MySQL 9.0 Features: VECTOR Type and JavaScript Stored Programs

MySQL 9.0 (GA 2024) introduces two headline features: the VECTOR data type for storing and querying high-dimensional embeddings (enabling semantic search directly in the database), and JavaScript stored programs via the MLE (Multilingual Engine) component. For WordPress developers, the VECTOR type opens the door to AI-powered search without an external vector database.

Problem: MySQL 8.x provides JSON columns and FULLTEXT indexes, but ML-based semantic search and vector similarity queries — needed for AI-powered WooCommerce product recommendations — require storing and querying high-dimensional embeddings efficiently.

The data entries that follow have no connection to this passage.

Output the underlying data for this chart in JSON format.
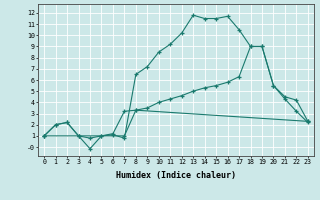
{
  "bg_color": "#cce8e8",
  "grid_color": "#ffffff",
  "line_color": "#1a7a6e",
  "xlabel": "Humidex (Indice chaleur)",
  "xlim": [
    -0.5,
    23.5
  ],
  "ylim": [
    -0.8,
    12.8
  ],
  "xticks": [
    0,
    1,
    2,
    3,
    4,
    5,
    6,
    7,
    8,
    9,
    10,
    11,
    12,
    13,
    14,
    15,
    16,
    17,
    18,
    19,
    20,
    21,
    22,
    23
  ],
  "yticks": [
    0,
    1,
    2,
    3,
    4,
    5,
    6,
    7,
    8,
    9,
    10,
    11,
    12
  ],
  "ytick_labels": [
    "-0",
    "1",
    "2",
    "3",
    "4",
    "5",
    "6",
    "7",
    "8",
    "9",
    "10",
    "11",
    "12"
  ],
  "line1": {
    "x": [
      0,
      1,
      2,
      3,
      4,
      5,
      6,
      7,
      8,
      9,
      10,
      11,
      12,
      13,
      14,
      15,
      16,
      17,
      18,
      19,
      20,
      21,
      22,
      23
    ],
    "y": [
      1,
      2,
      2.2,
      1,
      -0.15,
      1,
      1.1,
      0.8,
      6.5,
      7.2,
      8.5,
      9.2,
      10.2,
      11.8,
      11.5,
      11.5,
      11.7,
      10.5,
      9.0,
      9.0,
      5.5,
      4.3,
      3.2,
      2.2
    ]
  },
  "line2": {
    "x": [
      0,
      1,
      2,
      3,
      4,
      5,
      6,
      7,
      8,
      23
    ],
    "y": [
      1,
      2.0,
      2.2,
      1,
      0.8,
      1.0,
      1.2,
      3.2,
      3.3,
      2.3
    ]
  },
  "line3": {
    "x": [
      0,
      3,
      7,
      8,
      9,
      10,
      11,
      12,
      13,
      14,
      15,
      16,
      17,
      18,
      19,
      20,
      21,
      22,
      23
    ],
    "y": [
      1,
      1.0,
      1.0,
      3.3,
      3.5,
      4.0,
      4.3,
      4.6,
      5.0,
      5.3,
      5.5,
      5.8,
      6.3,
      9.0,
      9.0,
      5.5,
      4.5,
      4.2,
      2.3
    ]
  }
}
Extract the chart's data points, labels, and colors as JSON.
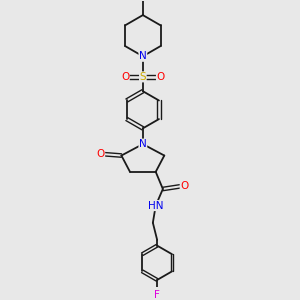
{
  "background_color": "#e8e8e8",
  "colors": {
    "C": "#1a1a1a",
    "N": "#0000ee",
    "O": "#ff0000",
    "S": "#ccaa00",
    "F": "#dd00dd",
    "bond": "#1a1a1a"
  },
  "figsize": [
    3.0,
    3.0
  ],
  "dpi": 100,
  "xlim": [
    0.2,
    0.85
  ],
  "ylim": [
    0.0,
    1.0
  ]
}
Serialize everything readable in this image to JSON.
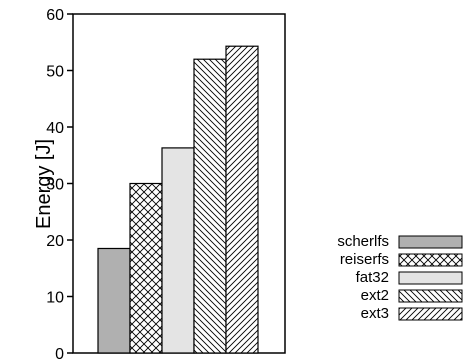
{
  "chart_data": {
    "type": "bar",
    "title": "",
    "xlabel": "",
    "ylabel": "Energy [J]",
    "ylim": [
      0,
      60
    ],
    "yticks": [
      0,
      10,
      20,
      30,
      40,
      50,
      60
    ],
    "grid": false,
    "legend_position": "bottom-right",
    "categories": [
      "scherlfs",
      "reiserfs",
      "fat32",
      "ext2",
      "ext3"
    ],
    "values": [
      18.5,
      30,
      36.3,
      52,
      54.3
    ],
    "series": [
      {
        "name": "scherlfs",
        "value": 18.5,
        "fill": "#b0b0b0",
        "pattern": "solid"
      },
      {
        "name": "reiserfs",
        "value": 30,
        "fill": "#ffffff",
        "pattern": "crosshatch"
      },
      {
        "name": "fat32",
        "value": 36.3,
        "fill": "#e4e4e4",
        "pattern": "solid"
      },
      {
        "name": "ext2",
        "value": 52,
        "fill": "#ffffff",
        "pattern": "backslash"
      },
      {
        "name": "ext3",
        "value": 54.3,
        "fill": "#ffffff",
        "pattern": "slash"
      }
    ]
  }
}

Solution: MySQL 9.0 introduces a native VECTOR column type and the VECTOR_DISTANCE() function for k-nearest-neighbour queries. Store embedding vectors from an ML model (e.g., OpenAI Ada) in a VECTOR(1536) column, then query with ORDER BY VECTOR_DISTANCE(embedding, %s) LIMIT 10. MySQL 9.0 also adds JavaScript stored programs via the MLE component.


The examples below create a VECTOR column for WordPress post embeddings, perform a nearest-neighbour search with DISTANCE(), and show a JavaScript stored function that formats structured data — all in MySQL 9.0.

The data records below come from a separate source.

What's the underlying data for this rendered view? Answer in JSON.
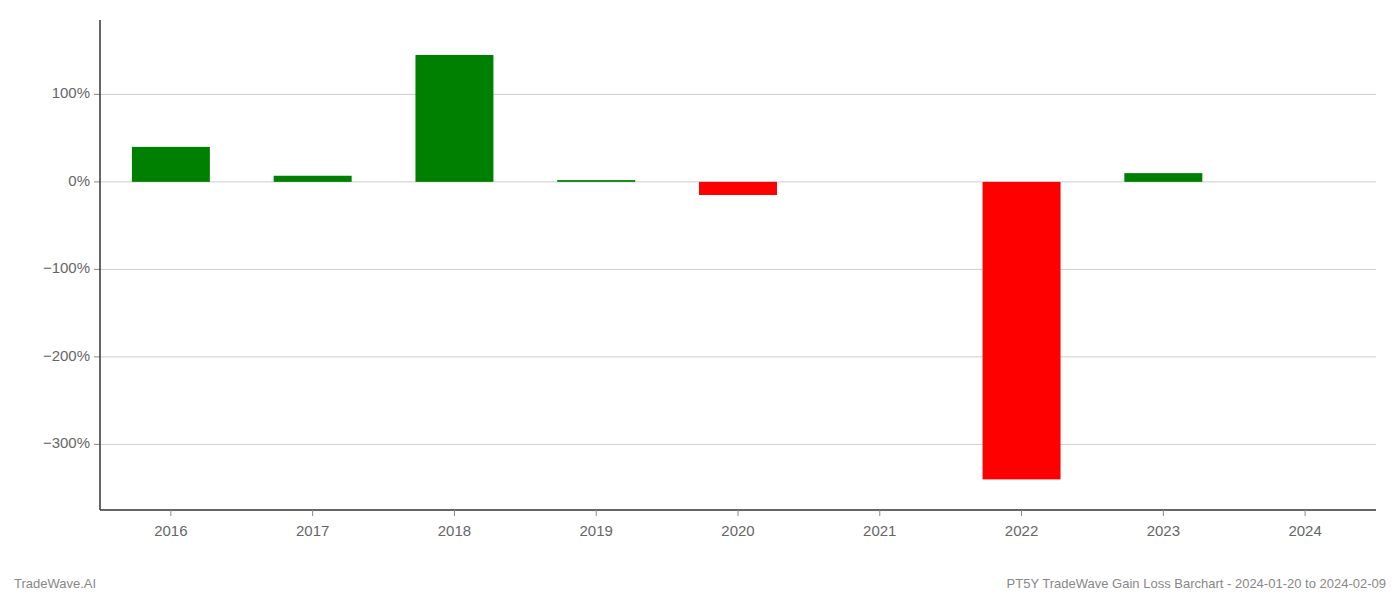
{
  "chart_data": {
    "type": "bar",
    "categories": [
      "2016",
      "2017",
      "2018",
      "2019",
      "2020",
      "2021",
      "2022",
      "2023",
      "2024"
    ],
    "values": [
      40.0,
      7.0,
      145.0,
      2.0,
      -15.0,
      0.0,
      -340.0,
      10.0,
      0.0
    ],
    "colors": [
      "#008000",
      "#008000",
      "#008000",
      "#008000",
      "#ff0000",
      "#008000",
      "#ff0000",
      "#008000",
      "#008000"
    ],
    "ylim": [
      -375,
      185
    ],
    "yticks": [
      {
        "value": 100,
        "label": "100%"
      },
      {
        "value": 0,
        "label": "0%"
      },
      {
        "value": -100,
        "label": "−100%"
      },
      {
        "value": -200,
        "label": "−200%"
      },
      {
        "value": -300,
        "label": "−300%"
      }
    ],
    "grid": true,
    "annotations": [
      "TradeWave.AI",
      "PT5Y TradeWave Gain Loss Barchart - 2024-01-20 to 2024-02-09"
    ]
  }
}
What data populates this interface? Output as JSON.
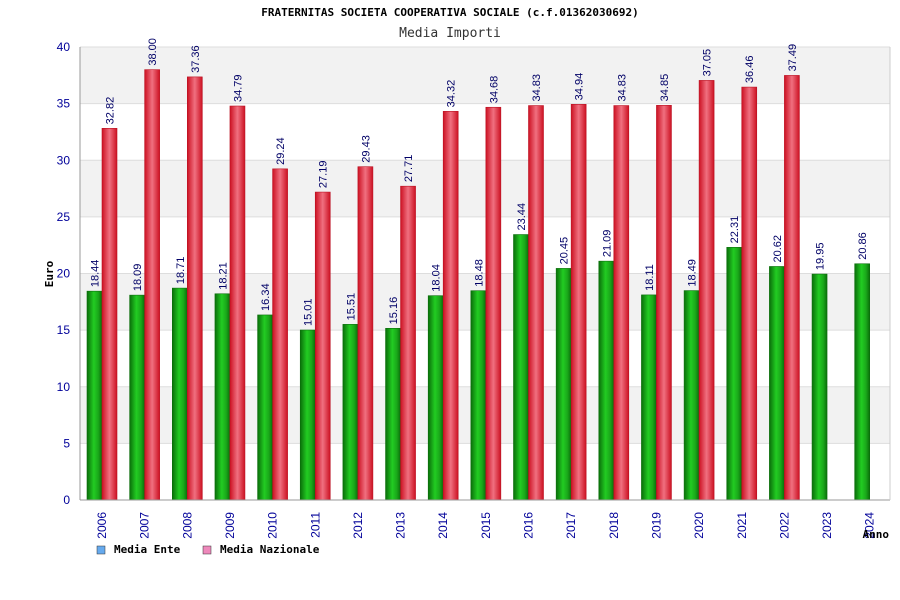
{
  "chart_data": {
    "type": "bar",
    "title": "FRATERNITAS SOCIETA COOPERATIVA SOCIALE (c.f.01362030692)",
    "subtitle": "Media Importi",
    "xlabel": "Anno",
    "ylabel": "Euro",
    "ylim": [
      0,
      40
    ],
    "yticks": [
      0,
      5,
      10,
      15,
      20,
      25,
      30,
      35,
      40
    ],
    "grid": true,
    "legend_position": "bottom-left",
    "categories": [
      "2006",
      "2007",
      "2008",
      "2009",
      "2010",
      "2011",
      "2012",
      "2013",
      "2014",
      "2015",
      "2016",
      "2017",
      "2018",
      "2019",
      "2020",
      "2021",
      "2022",
      "2023",
      "2024"
    ],
    "series": [
      {
        "name": "Media Ente",
        "legend_color": "#66aaee",
        "bar_color": "#22bb22",
        "values": [
          18.44,
          18.09,
          18.71,
          18.21,
          16.34,
          15.01,
          15.51,
          15.16,
          18.04,
          18.48,
          23.44,
          20.45,
          21.09,
          18.11,
          18.49,
          22.31,
          20.62,
          19.95,
          20.86
        ]
      },
      {
        "name": "Media Nazionale",
        "legend_color": "#ee88bb",
        "bar_color": "#ee3344",
        "values": [
          32.82,
          38.0,
          37.36,
          34.79,
          29.24,
          27.19,
          29.43,
          27.71,
          34.32,
          34.68,
          34.83,
          34.94,
          34.83,
          34.85,
          37.05,
          36.46,
          37.49,
          null,
          null
        ]
      }
    ]
  }
}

-- ── 1. Add a VECTOR column to wp_posts for semantic embeddings ───────────
-- VECTOR(1536) stores a 1536-dimensional float32 embedding (OpenAI ada-002 size)
ALTER TABLE wp_posts
    ADD COLUMN post_embedding VECTOR(1536) COMMENT 'OpenAI text-embedding-3-small';

-- Create a VECTOR INDEX for ANN (approximate nearest-neighbour) search
ALTER TABLE wp_posts
    ADD VECTOR INDEX idx_embedding (post_embedding);

-- ── 2. Insert an embedding (from PHP via parameterised query) ─────────────
-- In PHP: $embedding is a float[] from the OpenAI Embeddings API
-- $vector_hex = implode(',', $embedding);
-- Then:
UPDATE wp_posts
   SET post_embedding = STRING_TO_VECTOR('[0.12, -0.34, 0.56, ...]')
 WHERE ID = 42;

-- ── 3. Nearest-neighbour search: find the 5 most similar posts ───────────
SET @query_vector = STRING_TO_VECTOR('[0.10, -0.30, 0.55, ...]');

SELECT
    ID,
    post_title,
    DISTANCE( post_embedding, @query_vector, 'COSINE' ) AS similarity
FROM  wp_posts
WHERE post_status = 'publish'
ORDER BY similarity ASC
LIMIT 5;

-- ── 4. JavaScript stored function (MySQL MLE) ────────────────────────────
-- Requires: INSTALL COMPONENT 'file://component_mle';
CREATE FUNCTION format_price( amount DOUBLE, currency VARCHAR(3) )
RETURNS VARCHAR(20)
LANGUAGE JAVASCRIPT
AS $$
    const formatter = new Intl.NumberFormat('en-US', {
        style:    'currency',
        currency: currency ?? 'USD',
    });
    return formatter.format(amount);
$$;

-- Usage:
SELECT format_price( 1234.5, 'EUR' );   -- €1,234.50

-- ── 5. VECTOR type: check dimensions of stored embedding ─────────────────
SELECT ID, post_title, VECTOR_DIM( post_embedding ) AS dims
FROM   wp_posts
WHERE  post_embedding IS NOT NULL
LIMIT  5;


NOTE: MySQL's VECTOR INDEX uses HNSW (Hierarchical Navigable Small World) indexing for approximate nearest-neighbour search — it trades recall (some nearest neighbours may be missed) for speed; use DISTANCE() with a table scan (no index) when you need 100% recall for small datasets, and the VECTOR INDEX only when you have thousands of rows and can accept ~95% recall.